One of the many reasons that teaching is fun is because you get to look back at things that you haven’t seen in a while and try to understand them in light of what you’ve learnt in the meantime. This means that you sometimes have the unexpected joy of having to teach something that always used to confuse you, but that now seems so much more straightforward! I experienced this last year when teaching an algebraic topology course: I remember being super lost when it came to the graded ring structure of cohomology and getting very annoyed at Hatcher’s book; now I look back and realise that it’s really neat! This post has a slightly different intended audience than normal: I’m just gonna assume that you know a bit about rings in the first half; the second half is aimed for somebody who’s a reasonable way through a first course on algebraic topology (e.g. knows what the cup product in cohomology is).

# Graded rings

↟Our starting point is the omnipresent *polynomial ring*: given
a ring S, we define S[x] to be the set of polynomials in one
variable (namely x) with coefficients
in S, so elements of S[x] are of the form
f = s_n x^n + s_{n-1} x^{n-1} + \ldots + s_1 x + s_0
where the s_i are elements of
R. (More generally, we have the
*polynomial ring in n
indeterminates*: S[x_1,x_2,\ldots,x_n], which is entirely
analogous, but with more than one variable; this is important, but we
don’t need to worry about it too much for now).

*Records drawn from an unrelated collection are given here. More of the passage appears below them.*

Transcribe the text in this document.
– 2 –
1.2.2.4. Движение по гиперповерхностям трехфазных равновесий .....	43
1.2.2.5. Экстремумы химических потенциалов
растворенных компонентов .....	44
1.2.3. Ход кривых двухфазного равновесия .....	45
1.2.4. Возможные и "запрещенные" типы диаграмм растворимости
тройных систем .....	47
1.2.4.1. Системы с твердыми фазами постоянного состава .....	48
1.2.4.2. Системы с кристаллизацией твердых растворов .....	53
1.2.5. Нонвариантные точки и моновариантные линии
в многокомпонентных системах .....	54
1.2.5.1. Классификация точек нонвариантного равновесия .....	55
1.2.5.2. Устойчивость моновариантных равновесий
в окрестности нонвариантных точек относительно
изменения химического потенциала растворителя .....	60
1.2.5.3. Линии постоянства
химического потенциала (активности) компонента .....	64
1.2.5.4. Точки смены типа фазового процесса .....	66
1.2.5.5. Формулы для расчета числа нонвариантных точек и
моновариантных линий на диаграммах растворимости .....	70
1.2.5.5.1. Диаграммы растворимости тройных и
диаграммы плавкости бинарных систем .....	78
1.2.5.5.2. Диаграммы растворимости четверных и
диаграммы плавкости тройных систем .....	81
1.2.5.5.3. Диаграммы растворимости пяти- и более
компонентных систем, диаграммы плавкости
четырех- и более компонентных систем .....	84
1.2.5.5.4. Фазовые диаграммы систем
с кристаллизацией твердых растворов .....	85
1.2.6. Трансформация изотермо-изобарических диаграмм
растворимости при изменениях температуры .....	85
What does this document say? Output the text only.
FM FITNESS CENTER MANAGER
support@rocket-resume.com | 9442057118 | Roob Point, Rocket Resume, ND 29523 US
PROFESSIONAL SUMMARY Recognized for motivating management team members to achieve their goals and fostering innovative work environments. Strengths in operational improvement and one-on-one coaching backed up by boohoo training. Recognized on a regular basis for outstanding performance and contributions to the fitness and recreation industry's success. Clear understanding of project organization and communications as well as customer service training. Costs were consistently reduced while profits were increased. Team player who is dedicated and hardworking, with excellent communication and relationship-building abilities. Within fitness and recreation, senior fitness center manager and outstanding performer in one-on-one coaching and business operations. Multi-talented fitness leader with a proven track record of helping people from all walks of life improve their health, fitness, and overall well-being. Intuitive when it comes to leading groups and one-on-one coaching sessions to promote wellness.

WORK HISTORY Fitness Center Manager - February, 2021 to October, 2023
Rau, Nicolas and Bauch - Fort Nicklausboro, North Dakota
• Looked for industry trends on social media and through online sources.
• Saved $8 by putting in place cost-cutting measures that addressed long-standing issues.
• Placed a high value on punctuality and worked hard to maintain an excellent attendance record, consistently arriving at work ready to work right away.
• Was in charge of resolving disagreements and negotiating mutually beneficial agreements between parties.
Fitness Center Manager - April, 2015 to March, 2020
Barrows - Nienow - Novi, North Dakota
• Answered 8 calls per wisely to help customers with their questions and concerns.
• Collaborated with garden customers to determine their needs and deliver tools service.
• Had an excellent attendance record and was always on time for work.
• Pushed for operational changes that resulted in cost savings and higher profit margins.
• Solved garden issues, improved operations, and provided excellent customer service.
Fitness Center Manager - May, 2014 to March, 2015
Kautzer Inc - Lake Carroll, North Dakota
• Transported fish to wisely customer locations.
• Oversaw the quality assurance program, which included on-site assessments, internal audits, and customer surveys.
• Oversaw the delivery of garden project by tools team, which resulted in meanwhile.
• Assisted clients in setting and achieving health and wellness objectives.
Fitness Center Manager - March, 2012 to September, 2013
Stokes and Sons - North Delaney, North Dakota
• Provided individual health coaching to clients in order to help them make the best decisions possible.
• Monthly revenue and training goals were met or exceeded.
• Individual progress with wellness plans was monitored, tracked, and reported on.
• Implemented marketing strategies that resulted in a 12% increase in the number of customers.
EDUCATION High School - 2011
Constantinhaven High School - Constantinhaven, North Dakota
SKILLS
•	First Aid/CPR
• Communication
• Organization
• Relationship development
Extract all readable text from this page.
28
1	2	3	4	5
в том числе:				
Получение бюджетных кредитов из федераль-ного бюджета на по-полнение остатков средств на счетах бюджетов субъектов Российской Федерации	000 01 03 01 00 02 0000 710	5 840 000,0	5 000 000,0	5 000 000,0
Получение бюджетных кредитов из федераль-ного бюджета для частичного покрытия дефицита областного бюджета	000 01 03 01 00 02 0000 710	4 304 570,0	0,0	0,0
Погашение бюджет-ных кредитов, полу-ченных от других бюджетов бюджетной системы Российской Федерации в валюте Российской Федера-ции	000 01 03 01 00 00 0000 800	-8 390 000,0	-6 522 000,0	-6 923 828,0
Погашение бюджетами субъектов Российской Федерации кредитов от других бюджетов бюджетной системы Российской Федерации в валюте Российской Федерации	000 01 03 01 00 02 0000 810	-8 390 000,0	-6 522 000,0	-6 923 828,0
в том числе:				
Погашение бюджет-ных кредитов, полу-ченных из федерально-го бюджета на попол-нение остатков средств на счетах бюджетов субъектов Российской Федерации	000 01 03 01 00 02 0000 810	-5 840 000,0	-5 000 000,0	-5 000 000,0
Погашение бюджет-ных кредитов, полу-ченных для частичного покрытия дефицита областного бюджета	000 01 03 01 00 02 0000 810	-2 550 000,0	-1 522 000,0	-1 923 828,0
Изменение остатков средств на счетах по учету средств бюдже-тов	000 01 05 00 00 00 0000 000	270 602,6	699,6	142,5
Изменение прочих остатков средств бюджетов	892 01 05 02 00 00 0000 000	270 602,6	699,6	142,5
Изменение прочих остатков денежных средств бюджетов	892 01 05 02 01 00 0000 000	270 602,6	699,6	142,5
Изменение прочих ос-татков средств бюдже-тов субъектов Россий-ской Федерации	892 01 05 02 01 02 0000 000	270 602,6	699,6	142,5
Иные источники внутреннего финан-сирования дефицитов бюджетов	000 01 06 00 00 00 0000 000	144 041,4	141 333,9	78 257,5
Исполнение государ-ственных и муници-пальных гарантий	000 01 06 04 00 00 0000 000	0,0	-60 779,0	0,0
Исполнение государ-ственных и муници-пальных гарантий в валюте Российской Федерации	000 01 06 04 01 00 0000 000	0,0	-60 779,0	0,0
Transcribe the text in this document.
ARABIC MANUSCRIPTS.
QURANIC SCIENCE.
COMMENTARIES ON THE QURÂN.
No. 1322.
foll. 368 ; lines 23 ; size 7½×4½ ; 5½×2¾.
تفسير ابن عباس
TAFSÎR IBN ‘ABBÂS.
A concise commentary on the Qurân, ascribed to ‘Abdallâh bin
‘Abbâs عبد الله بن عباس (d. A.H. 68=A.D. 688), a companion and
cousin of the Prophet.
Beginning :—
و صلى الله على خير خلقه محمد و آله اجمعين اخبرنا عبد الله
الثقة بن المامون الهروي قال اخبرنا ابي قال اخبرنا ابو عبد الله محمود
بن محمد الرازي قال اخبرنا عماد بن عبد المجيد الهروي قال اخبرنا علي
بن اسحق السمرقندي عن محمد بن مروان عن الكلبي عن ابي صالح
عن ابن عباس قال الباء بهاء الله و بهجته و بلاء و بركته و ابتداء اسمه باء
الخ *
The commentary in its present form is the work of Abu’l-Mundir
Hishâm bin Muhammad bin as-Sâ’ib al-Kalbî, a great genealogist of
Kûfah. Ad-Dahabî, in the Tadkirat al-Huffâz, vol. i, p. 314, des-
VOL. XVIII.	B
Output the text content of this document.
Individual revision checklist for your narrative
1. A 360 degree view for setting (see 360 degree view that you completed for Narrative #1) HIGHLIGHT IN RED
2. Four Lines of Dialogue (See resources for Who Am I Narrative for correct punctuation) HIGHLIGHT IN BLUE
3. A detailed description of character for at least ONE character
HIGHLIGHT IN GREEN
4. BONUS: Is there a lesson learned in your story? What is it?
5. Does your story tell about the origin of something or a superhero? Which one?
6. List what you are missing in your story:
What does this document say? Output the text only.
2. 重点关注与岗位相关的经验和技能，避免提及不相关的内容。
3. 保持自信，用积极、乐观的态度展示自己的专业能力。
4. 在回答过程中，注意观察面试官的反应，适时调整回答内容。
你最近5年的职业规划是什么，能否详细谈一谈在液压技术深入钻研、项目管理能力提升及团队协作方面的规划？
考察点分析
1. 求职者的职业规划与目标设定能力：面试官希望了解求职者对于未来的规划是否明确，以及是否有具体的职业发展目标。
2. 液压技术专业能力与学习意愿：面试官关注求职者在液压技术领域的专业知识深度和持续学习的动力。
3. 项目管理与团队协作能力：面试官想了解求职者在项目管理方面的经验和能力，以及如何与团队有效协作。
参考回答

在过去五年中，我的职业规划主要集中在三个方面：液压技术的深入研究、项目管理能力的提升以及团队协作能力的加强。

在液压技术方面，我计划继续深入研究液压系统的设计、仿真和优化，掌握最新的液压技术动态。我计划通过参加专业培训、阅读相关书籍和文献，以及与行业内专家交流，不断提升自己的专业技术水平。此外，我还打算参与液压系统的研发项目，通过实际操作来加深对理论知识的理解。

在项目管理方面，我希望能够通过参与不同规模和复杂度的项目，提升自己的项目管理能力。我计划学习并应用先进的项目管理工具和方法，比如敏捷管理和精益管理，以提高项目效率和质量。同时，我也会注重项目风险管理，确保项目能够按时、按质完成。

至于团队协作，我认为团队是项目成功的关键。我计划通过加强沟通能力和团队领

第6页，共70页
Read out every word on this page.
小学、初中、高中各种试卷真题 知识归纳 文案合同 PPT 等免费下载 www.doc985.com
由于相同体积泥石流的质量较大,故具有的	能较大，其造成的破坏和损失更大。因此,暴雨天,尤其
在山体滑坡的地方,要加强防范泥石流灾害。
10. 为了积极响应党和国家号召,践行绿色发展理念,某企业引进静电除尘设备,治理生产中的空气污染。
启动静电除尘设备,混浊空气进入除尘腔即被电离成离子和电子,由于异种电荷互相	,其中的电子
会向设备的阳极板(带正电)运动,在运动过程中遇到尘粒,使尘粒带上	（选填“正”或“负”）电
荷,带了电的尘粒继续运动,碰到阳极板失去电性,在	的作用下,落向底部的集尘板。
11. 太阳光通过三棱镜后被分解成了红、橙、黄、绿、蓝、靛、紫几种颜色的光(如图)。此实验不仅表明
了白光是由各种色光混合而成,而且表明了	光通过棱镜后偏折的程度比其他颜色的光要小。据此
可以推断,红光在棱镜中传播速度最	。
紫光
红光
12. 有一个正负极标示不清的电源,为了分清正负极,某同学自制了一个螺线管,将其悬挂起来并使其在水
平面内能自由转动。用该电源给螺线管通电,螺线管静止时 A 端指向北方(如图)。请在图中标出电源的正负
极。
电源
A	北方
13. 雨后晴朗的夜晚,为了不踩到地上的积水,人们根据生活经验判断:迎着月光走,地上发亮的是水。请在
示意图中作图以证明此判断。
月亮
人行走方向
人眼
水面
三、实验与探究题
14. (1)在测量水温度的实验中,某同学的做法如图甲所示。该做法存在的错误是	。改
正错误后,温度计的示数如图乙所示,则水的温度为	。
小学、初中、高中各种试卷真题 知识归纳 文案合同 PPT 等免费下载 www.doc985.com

These rings are *really* nice, in lots of ways that we won’t
talk about today, but one *particularly* nice thing that they
have is a *grading*, given by the *degree*. Recall that
the degree of a *monomial* is defined to be the “total power”,
i.e.
\deg(x^n) = n
(we say *total* power to deal with the case of multiple
variables, e.g. \deg(x^my^n)=m+n). The
degree behaves nicely under multiplication
\deg(x^m\cdot x^n) = m+n
and we have a *unique* way of writing *any*
polynomial f\in S[x] as a sum of
monomials, basically by definition of what it means to be a polynomial:
f = \sum_{i=0}^n r_i x^i.

So let’s do what we always do and generalise this to an abstract structure!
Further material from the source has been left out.